日本では「下流老人」が激増中だ。安倍政権は低所得の年金受給者に1人3万円の臨時給付金を配るというが、必要なのは選挙対策のバラマキではない。「貧困大国」と呼ばれるアメリカでは、じつは低所得者向けの公的扶助は結構整っている。月150ドルほどのフードスタンプ(食料クーポン)のほかに、連邦社会保障局(SSA)が運営し月額750~850ドル(約9万~10.2万円)が支給される補足的保障所得(SSI)、子どものいる困窮家庭への貧困家庭一時扶助(TANF)などがある。ジャーナリストの矢部武は日本には、下流老人へのセーフティーネットが必要だと訴える。
「貧困大国」と呼ばれるアメリカだが、じつは65歳以上の高齢者の貧困率は日本よりはるかに低い。
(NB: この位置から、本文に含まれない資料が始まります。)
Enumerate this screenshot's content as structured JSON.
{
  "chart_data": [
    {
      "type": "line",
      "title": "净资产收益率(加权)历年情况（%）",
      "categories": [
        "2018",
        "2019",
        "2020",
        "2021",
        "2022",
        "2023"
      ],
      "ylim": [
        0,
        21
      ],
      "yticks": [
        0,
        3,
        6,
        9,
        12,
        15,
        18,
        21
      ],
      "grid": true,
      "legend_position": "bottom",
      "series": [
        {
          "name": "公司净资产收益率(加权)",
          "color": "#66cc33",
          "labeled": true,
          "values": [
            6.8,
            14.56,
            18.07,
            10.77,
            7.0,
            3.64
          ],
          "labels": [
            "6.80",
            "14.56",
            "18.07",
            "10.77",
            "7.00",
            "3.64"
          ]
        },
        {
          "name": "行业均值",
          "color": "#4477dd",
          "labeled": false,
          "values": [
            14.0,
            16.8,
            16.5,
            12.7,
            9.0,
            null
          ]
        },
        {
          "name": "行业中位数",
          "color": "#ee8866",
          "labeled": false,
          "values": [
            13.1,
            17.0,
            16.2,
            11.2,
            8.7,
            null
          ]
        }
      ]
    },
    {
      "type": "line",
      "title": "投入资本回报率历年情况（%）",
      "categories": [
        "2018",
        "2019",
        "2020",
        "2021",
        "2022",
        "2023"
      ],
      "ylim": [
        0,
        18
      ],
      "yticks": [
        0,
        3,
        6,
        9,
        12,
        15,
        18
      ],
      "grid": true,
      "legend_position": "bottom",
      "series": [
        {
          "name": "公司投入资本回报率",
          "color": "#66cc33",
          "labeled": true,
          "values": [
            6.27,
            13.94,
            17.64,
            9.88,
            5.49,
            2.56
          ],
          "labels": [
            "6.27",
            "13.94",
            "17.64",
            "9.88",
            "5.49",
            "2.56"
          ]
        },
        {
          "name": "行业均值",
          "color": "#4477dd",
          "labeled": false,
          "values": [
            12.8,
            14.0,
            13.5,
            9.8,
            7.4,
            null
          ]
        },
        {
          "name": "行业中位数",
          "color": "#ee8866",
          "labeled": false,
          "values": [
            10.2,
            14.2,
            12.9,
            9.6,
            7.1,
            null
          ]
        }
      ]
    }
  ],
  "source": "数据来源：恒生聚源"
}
米国勢調査によれば、14年の貧困率は14.8%だが、65歳以上では10.0%だ。一方、厚生労働省が14年7月にまとめた「国民生活基礎調査」では、日本の貧困率は16.1%で、65歳以上に限ると18%となっている。国全体の貧困率は大差ないのに、65歳以上では日本のほうがはるかに高い。この数字に日米両国の高齢者の貧困対策に取り組む姿勢と公的支援の中身の違いが表れているようだ。
日本に必要なのは一時しのぎの対策ではなく、下流老人の生活と尊厳を守るための体制作りである。筆者は今回の取材をもとに三つの提案をしたい。
まずは下流老人の最後の砦である生活保護を使いやすくすることだが、そのためには申請者の親族への扶養照会は見直したほうがよいのではないか。他の先進国を見ても、親族に扶養義務を課しているのはイタリアくらいで、アメリカ、イギリス、オーストラリアなどほとんどの国では受給条件として問われるのは個人の資格だけである。
「親族への扶養照会があるから生活保護を申請したくないという高齢者は多く、孤立死の原因にもなっています。要するに、息子や娘に迷惑をかけたくないのです」(生活困窮者への支援活動を行っているNPO法人「ほっとプラス」代表理事の藤田孝典さん)
親族に頼めないから役所に行っているのに、役所から親族に連絡がいくとなればますます申請しにくくなってしまう。このような状況を反映し、日本の生活保護の捕捉率は先進国の中で最低レベルにある。